Copis puso cara larga.

—Sí, de acuerdo —dijo irritada— tú ganas. No es que sea poco probable, es imposible. —Levantó la cabeza y le miró a los ojos—. Pero sigo pensando que deberíamos quitarnos de en medio —dijo—. Cuando alguien así aparece de repente, sin recepción civil, ni desfiles de niñitas que se acercan para entregarle ramos de flores, significa que pasa algo. Y eso significa problemas. Y significa que la gente sensata como nosotros se marcha de la ciudad. Por eso…

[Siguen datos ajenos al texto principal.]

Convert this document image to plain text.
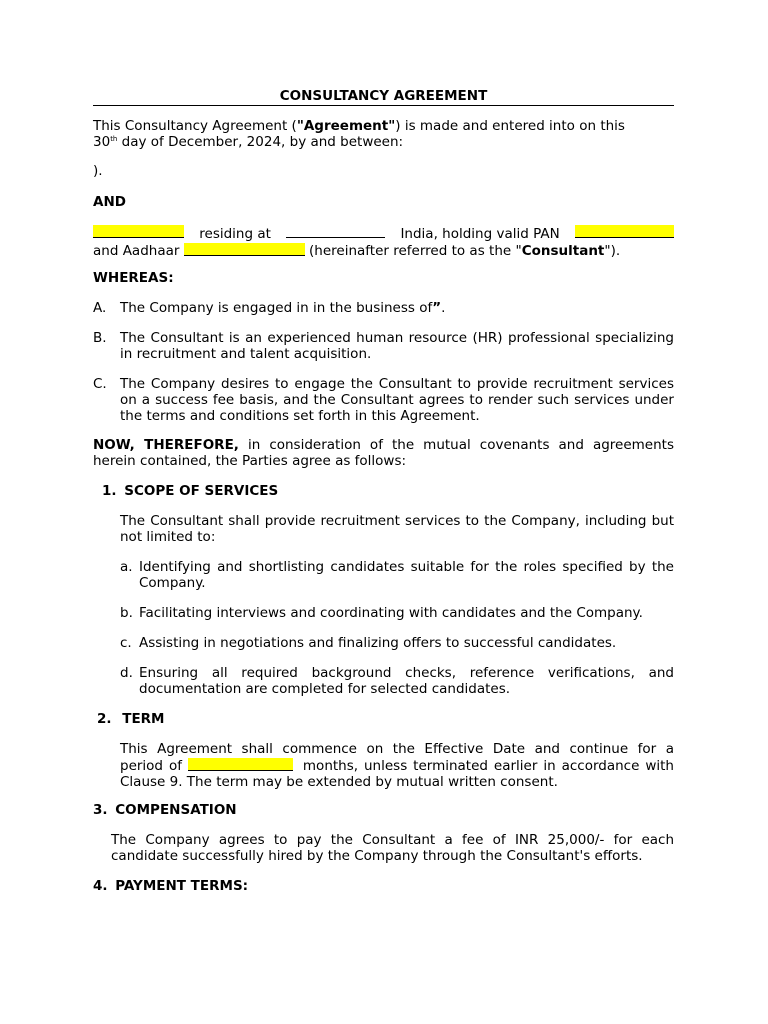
CONSULTANCY AGREEMENT

This Consultancy Agreement ("Agreement") is made and entered into on this
30th day of December, 2024, by and between:

).

AND

residing at	India, holding valid PAN
and Aadhaar	(hereinafter referred to as the "Consultant").

WHEREAS:

A.	The Company is engaged in in the business of”.
B. The Consultant is an experienced human resource (HR) professional specializing in recruitment and talent acquisition.
C. The Company desires to engage the Consultant to provide recruitment services on a success fee basis, and the Consultant agrees to render such services under the terms and conditions set forth in this Agreement.

NOW, THEREFORE, in consideration of the mutual covenants and agreements herein contained, the Parties agree as follows:

1. SCOPE OF SERVICES

The Consultant shall provide recruitment services to the Company, including but not limited to:

a. Identifying and shortlisting candidates suitable for the roles specified by the Company.
b. Facilitating interviews and coordinating with candidates and the Company.
c. Assisting in negotiations and finalizing offers to successful candidates.
d. Ensuring all required background checks, reference verifications, and documentation are completed for selected candidates.
2. TERM

This Agreement shall commence on the Effective Date and continue for a

period of	months, unless terminated earlier in accordance with Clause 9. The term may be extended by mutual written consent.

3. COMPENSATION

The Company agrees to pay the Consultant a fee of INR 25,000/- for each candidate successfully hired by the Company through the Consultant's efforts.

4. PAYMENT TERMS:
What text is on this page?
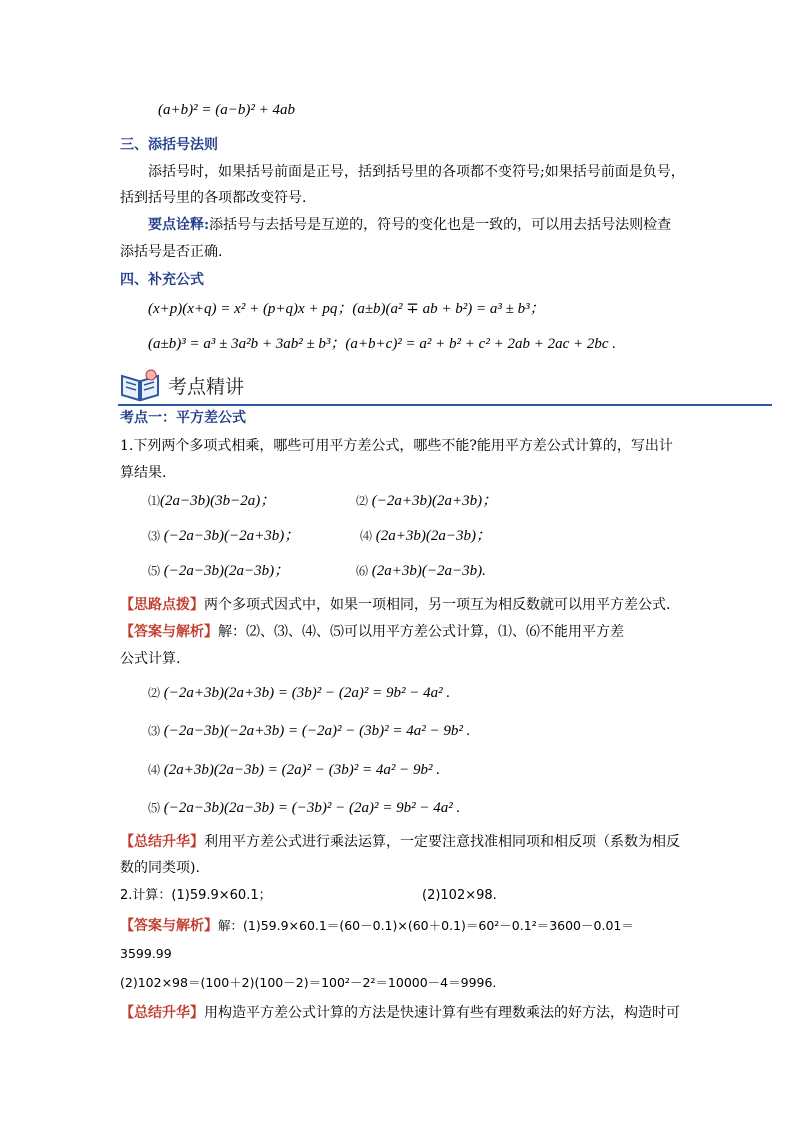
(a+b)² = (a−b)² + 4ab
三、添括号法则
添括号时，如果括号前面是正号，括到括号里的各项都不变符号;如果括号前面是负号，
括到括号里的各项都改变符号.
要点诠释:添括号与去括号是互逆的，符号的变化也是一致的，可以用去括号法则检查
添括号是否正确.
四、补充公式
(x+p)(x+q) = x² + (p+q)x + pq；(a±b)(a² ∓ ab + b²) = a³ ± b³；
(a±b)³ = a³ ± 3a²b + 3ab² ± b³；(a+b+c)² = a² + b² + c² + 2ab + 2ac + 2bc .
考点精讲
考点一：平方差公式
1.下列两个多项式相乘，哪些可用平方差公式，哪些不能?能用平方差公式计算的，写出计
算结果.
⑴(2a−3b)(3b−2a)；	⑵ (−2a+3b)(2a+3b)；
⑶ (−2a−3b)(−2a+3b)；	⑷ (2a+3b)(2a−3b)；
⑸ (−2a−3b)(2a−3b)；	⑹ (2a+3b)(−2a−3b).
【思路点拨】两个多项式因式中，如果一项相同，另一项互为相反数就可以用平方差公式.
【答案与解析】解：⑵、⑶、⑷、⑸可以用平方差公式计算，⑴、⑹不能用平方差
公式计算.
⑵ (−2a+3b)(2a+3b) = (3b)² − (2a)² = 9b² − 4a² .
⑶ (−2a−3b)(−2a+3b) = (−2a)² − (3b)² = 4a² − 9b² .
⑷ (2a+3b)(2a−3b) = (2a)² − (3b)² = 4a² − 9b² .
⑸ (−2a−3b)(2a−3b) = (−3b)² − (2a)² = 9b² − 4a² .
【总结升华】利用平方差公式进行乘法运算，一定要注意找准相同项和相反项（系数为相反
数的同类项).
2.计算：(1)59.9×60.1；	(2)102×98.
【答案与解析】解：(1)59.9×60.1＝(60－0.1)×(60＋0.1)＝60²－0.1²＝3600－0.01＝
3599.99
(2)102×98＝(100＋2)(100－2)＝100²－2²＝10000－4＝9996.
【总结升华】用构造平方差公式计算的方法是快速计算有些有理数乘法的好方法，构造时可
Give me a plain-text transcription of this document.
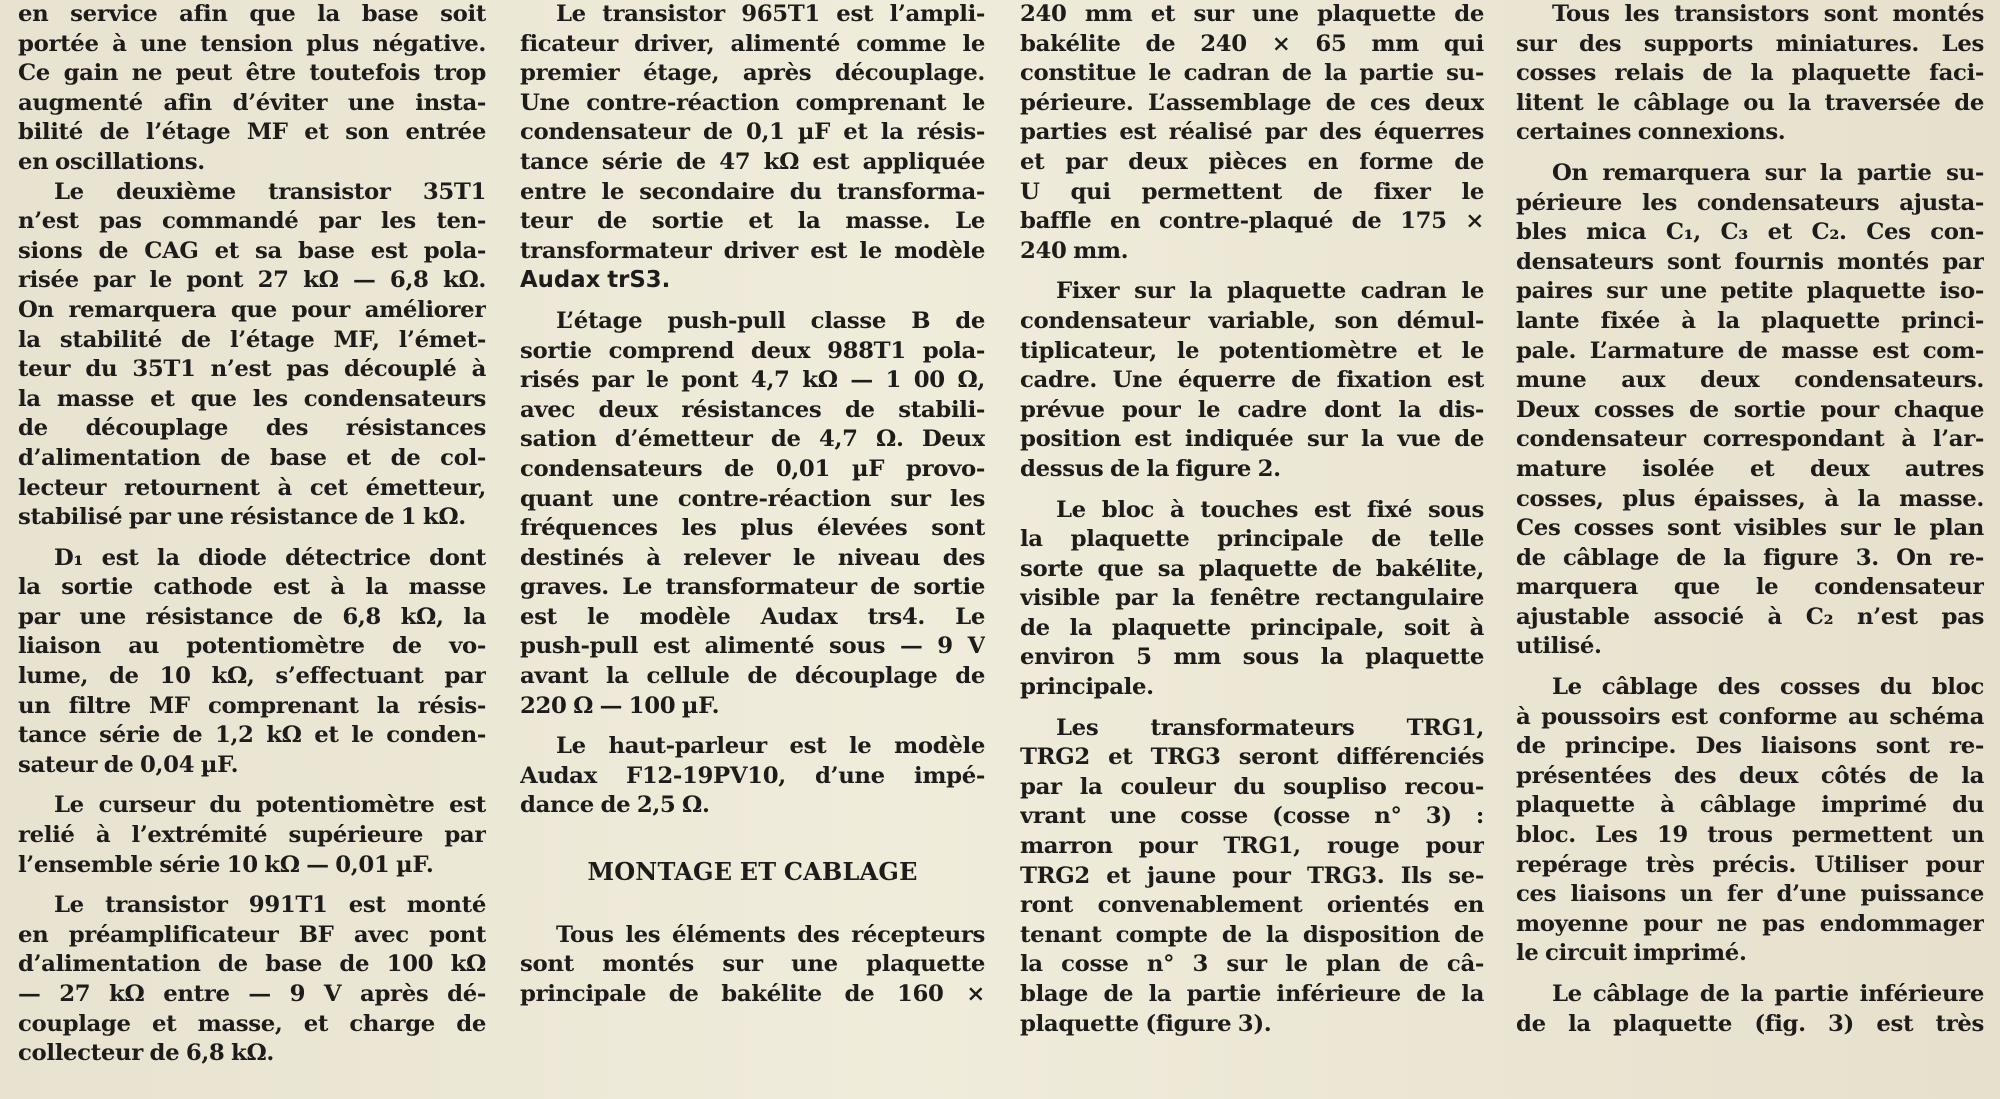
en service afin que la base soit
portée à une tension plus négative.
Ce gain ne peut être toutefois trop
augmenté afin d’éviter une insta-
bilité de l’étage MF et son entrée
en oscillations.

Le deuxième transistor 35T1
n’est pas commandé par les ten-
sions de CAG et sa base est pola-
risée par le pont 27 kΩ — 6,8 kΩ.
On remarquera que pour améliorer
la stabilité de l’étage MF, l’émet-
teur du 35T1 n’est pas découplé à
la masse et que les condensateurs
de découplage des résistances
d’alimentation de base et de col-
lecteur retournent à cet émetteur,
stabilisé par une résistance de 1 kΩ.

D₁ est la diode détectrice dont
la sortie cathode est à la masse
par une résistance de 6,8 kΩ, la
liaison au potentiomètre de vo-
lume, de 10 kΩ, s’effectuant par
un filtre MF comprenant la résis-
tance série de 1,2 kΩ et le conden-
sateur de 0,04 µF.

Le curseur du potentiomètre est
relié à l’extrémité supérieure par
l’ensemble série 10 kΩ — 0,01 µF.

Le transistor 991T1 est monté
en préamplificateur BF avec pont
d’alimentation de base de 100 kΩ
— 27 kΩ entre — 9 V après dé-
couplage et masse, et charge de
collecteur de 6,8 kΩ.

Le transistor 965T1 est l’ampli-
ficateur driver, alimenté comme le
premier étage, après découplage.
Une contre-réaction comprenant le
condensateur de 0,1 µF et la résis-
tance série de 47 kΩ est appliquée
entre le secondaire du transforma-
teur de sortie et la masse. Le
transformateur driver est le modèle
Audax trS3.

L’étage push-pull classe B de
sortie comprend deux 988T1 pola-
risés par le pont 4,7 kΩ — 1 00 Ω,
avec deux résistances de stabili-
sation d’émetteur de 4,7 Ω. Deux
condensateurs de 0,01 µF provo-
quant une contre-réaction sur les
fréquences les plus élevées sont
destinés à relever le niveau des
graves. Le transformateur de sortie
est le modèle Audax trs4. Le
push-pull est alimenté sous — 9 V
avant la cellule de découplage de
220 Ω — 100 µF.

Le haut-parleur est le modèle
Audax F12-19PV10, d’une impé-
dance de 2,5 Ω.

MONTAGE ET CABLAGE

Tous les éléments des récepteurs
sont montés sur une plaquette
principale de bakélite de 160 ×

240 mm et sur une plaquette de
bakélite de 240 × 65 mm qui
constitue le cadran de la partie su-
périeure. L’assemblage de ces deux
parties est réalisé par des équerres
et par deux pièces en forme de
U qui permettent de fixer le
baffle en contre-plaqué de 175 ×
240 mm.

Fixer sur la plaquette cadran le
condensateur variable, son démul-
tiplicateur, le potentiomètre et le
cadre. Une équerre de fixation est
prévue pour le cadre dont la dis-
position est indiquée sur la vue de
dessus de la figure 2.

Le bloc à touches est fixé sous
la plaquette principale de telle
sorte que sa plaquette de bakélite,
visible par la fenêtre rectangulaire
de la plaquette principale, soit à
environ 5 mm sous la plaquette
principale.

Les transformateurs TRG1,
TRG2 et TRG3 seront différenciés
par la couleur du soupliso recou-
vrant une cosse (cosse n° 3) :
marron pour TRG1, rouge pour
TRG2 et jaune pour TRG3. Ils se-
ront convenablement orientés en
tenant compte de la disposition de
la cosse n° 3 sur le plan de câ-
blage de la partie inférieure de la
plaquette (figure 3).

Tous les transistors sont montés
sur des supports miniatures. Les
cosses relais de la plaquette faci-
litent le câblage ou la traversée de
certaines connexions.

On remarquera sur la partie su-
périeure les condensateurs ajusta-
bles mica C₁, C₃ et C₂. Ces con-
densateurs sont fournis montés par
paires sur une petite plaquette iso-
lante fixée à la plaquette princi-
pale. L’armature de masse est com-
mune aux deux condensateurs.
Deux cosses de sortie pour chaque
condensateur correspondant à l’ar-
mature isolée et deux autres
cosses, plus épaisses, à la masse.
Ces cosses sont visibles sur le plan
de câblage de la figure 3. On re-
marquera que le condensateur
ajustable associé à C₂ n’est pas
utilisé.

Le câblage des cosses du bloc
à poussoirs est conforme au schéma
de principe. Des liaisons sont re-
présentées des deux côtés de la
plaquette à câblage imprimé du
bloc. Les 19 trous permettent un
repérage très précis. Utiliser pour
ces liaisons un fer d’une puissance
moyenne pour ne pas endommager
le circuit imprimé.

Le câblage de la partie inférieure
de la plaquette (fig. 3) est très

Ella clavó la vista en algo que estaba más allá del hombro de él, quien giró la cabeza para ver de qué se trataba y divisó a dos soldados que se aproximaban a paso ligero por el patio. Una vez más, no se parecían al resto de soldados que había visto, eran magníficas criaturas ataviadas con petos y gorgueras de acero bruñido, que en el brazo llevaban un yelmo descubierto y coronado con un penacho. Llevaban ropa limpia y planchada, y las botas ni siquiera tenían barro. No había que ser muy listo para deducir con quien habían venido.

Durante un breve instante Poldarn notó que estaba haciendo una valoración táctica, pero no se encontraban en una llanura, cualquiera en medio de ninguna parte, sin testigos ni transeúntes y, además, su espada había quedado en el carro. Desechó esa opción. Sólo quedaba escapar o permanecer allí y ver qué pasaba. Una nueva elección. Qué divertido.

—La próxima vez que diga que hay que marcharse —susurró Copis, pero el negó con la cabeza. Los soldados iban directamente hacia ellos. En realidad, ya no había ninguna posibilidad de que se dirigieran a otro sitio. Era en momentos como éste, reflexionó, cuando verdaderamente deseaba saber cuál era su auténtico nombre.

Los soldados se detuvieron más o menos a un metro de ellos y, asombrosamente, saludaron. Como él no tenía idea de la forma de devolver el saludo, se quedo quieto y esperó a que ellos dijeran algo. Y lo hicieron.

—Con los respetos de lord Cleapho —fue lo que dijeron—, ¿desearíais encontraros con él para cenar?